Die Diastole: Auf die Systole folgt die Phase, in der der Herzmuskel erschlafft und die Herzkammer sich wieder mit Blut auffüllt. Das ist die Diastole. Gemessen wird hier der untere Blutdruck oder der diastolische Blutdruckwert. Er wird auch „Gefäßwert“ genannt. Der diastolische Wert liegt optimalerweise bei Erwachsenen unter 80 mmHg.

Der Blutdruck wird sowohl für den systolischen als auch diastolischen Wert in der Einheit „mmHg“ gemessen. Ausgesprochen heißt diese Einheit „Millimeter Quecksilbersäule“. Diese Bezeichnung stammt aus der Zeit, in der man den Blutdruck noch mit einem sogenannten Quecksilber-Sphygmomanometer gemessen hat.

Veränderung der Blutdruckwerte

Wenn Sie bereits regelmäßig Heimmessungen durchführen, werden Sie bemerkt haben, dass Ihre Blutdruckwerte in Abhängigkeit von körperlichen oder psychischen Belastungen stark schwanken. Das muss Sie nicht beunruhigen, da solche Schwankungen Ausdruck eines gesunden Kreislaufs sind.

Körperliche Belastung

Einer der Gründe ist, dass sich unser Herz-Kreislauf-System den unterschiedlichen Anforderungen in Ruhe und unter Belastung anpasst. Bei körperlichen Belastungen, sowohl bei Alltagsbelastungen wie zum Beispiel Treppensteigen oder auch bei intensiveren sportlicheren Betätigungen wie Joggen, braucht unser Körper mehr Energie und Sauerstoff und das Herz muss deswegen deutlich mehr Blut pumpen. Außerdem schlägt unser Herz deutlich schneller, wenn wir uns anstrengen.

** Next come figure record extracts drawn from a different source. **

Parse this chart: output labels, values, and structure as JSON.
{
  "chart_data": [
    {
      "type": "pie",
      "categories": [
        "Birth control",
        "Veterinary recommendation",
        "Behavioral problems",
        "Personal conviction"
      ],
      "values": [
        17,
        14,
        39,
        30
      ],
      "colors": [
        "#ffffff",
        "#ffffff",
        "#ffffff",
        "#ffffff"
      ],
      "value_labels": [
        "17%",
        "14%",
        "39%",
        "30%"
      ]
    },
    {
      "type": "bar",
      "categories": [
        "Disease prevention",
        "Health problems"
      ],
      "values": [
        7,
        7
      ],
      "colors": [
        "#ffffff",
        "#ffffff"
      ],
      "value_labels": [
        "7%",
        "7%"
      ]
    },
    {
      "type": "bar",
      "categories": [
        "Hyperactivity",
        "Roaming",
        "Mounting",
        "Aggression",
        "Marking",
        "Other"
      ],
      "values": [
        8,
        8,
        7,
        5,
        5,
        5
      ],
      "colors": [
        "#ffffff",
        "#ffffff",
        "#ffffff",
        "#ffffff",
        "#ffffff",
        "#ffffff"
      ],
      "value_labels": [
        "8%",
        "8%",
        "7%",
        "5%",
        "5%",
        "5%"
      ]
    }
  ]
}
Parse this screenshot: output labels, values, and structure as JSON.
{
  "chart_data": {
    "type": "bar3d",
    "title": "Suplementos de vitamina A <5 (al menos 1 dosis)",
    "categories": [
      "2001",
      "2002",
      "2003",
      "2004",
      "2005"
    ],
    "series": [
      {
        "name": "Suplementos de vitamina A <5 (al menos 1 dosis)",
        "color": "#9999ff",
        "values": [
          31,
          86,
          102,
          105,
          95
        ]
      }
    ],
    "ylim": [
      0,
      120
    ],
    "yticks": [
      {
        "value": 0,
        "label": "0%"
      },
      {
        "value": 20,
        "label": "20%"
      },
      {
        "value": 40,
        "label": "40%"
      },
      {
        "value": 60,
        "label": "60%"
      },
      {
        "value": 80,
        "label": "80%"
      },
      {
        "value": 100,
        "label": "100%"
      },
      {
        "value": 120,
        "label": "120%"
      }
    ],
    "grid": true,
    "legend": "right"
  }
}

Die Blutmenge, die pro Schlag aus dem Herz gepumpt wird, kann bei körperlicher Aktivität auf bis zu 200 Milliliter ansteigen. Während die Herzfrequenz bei älteren Menschen in der Regel niedriger bleibt, können jüngere Menschen einen Puls von 180 Schlägen pro Minute und mehr erreichen. Bei maximaler Belastung werden pro Minute so durch die gestiegene Frequenz und das Volumen bis zu 40 Liter Blut durch die Aorta gepumpt. Somit steigt der systolische Blutdruckwert bei körperlicher Belastung. Er kann durch die verstärkte Pumpleistung des Herzens in der Austreibungsphase von einem Ruhewert von 120 mmHg auf 180 mmHg ansteigen.

Wenn die Aktivität beendet ist und der Körper sich entspannt und erholen kann, sinkt der Blutdruck allmählich wieder ab bis auf die Ausgangswerte. Geben Sie Ihrem Herzen einen Augenblick Zeit, bis wieder die Ruhewerte erreicht werden. Je regelmäßiger Sie Sport treiben, umso schneller erreichen Sie wieder Ihre Ruhewerte.

Stress

Ein weiterer Grund für die Veränderung Ihrer Blutdruckwerte findet sich in den Folgen von Stress. Denn nicht nur körperliche Belastung führt zu einem Anstieg der Blutdruckwerte, sondern auch die psychische Beanspruchung. So konnten etwa bei Fahrten auf der Autobahn oder einem Vortrag kurzfristige systolische Blutdruckwerte von bis zu 180 mmHg gemessen werden. Auch hier ist es wichtig, sich nach der Beanspruchung Erholungsphasen zu gönnen, damit der Blutdruck wieder sinken kann.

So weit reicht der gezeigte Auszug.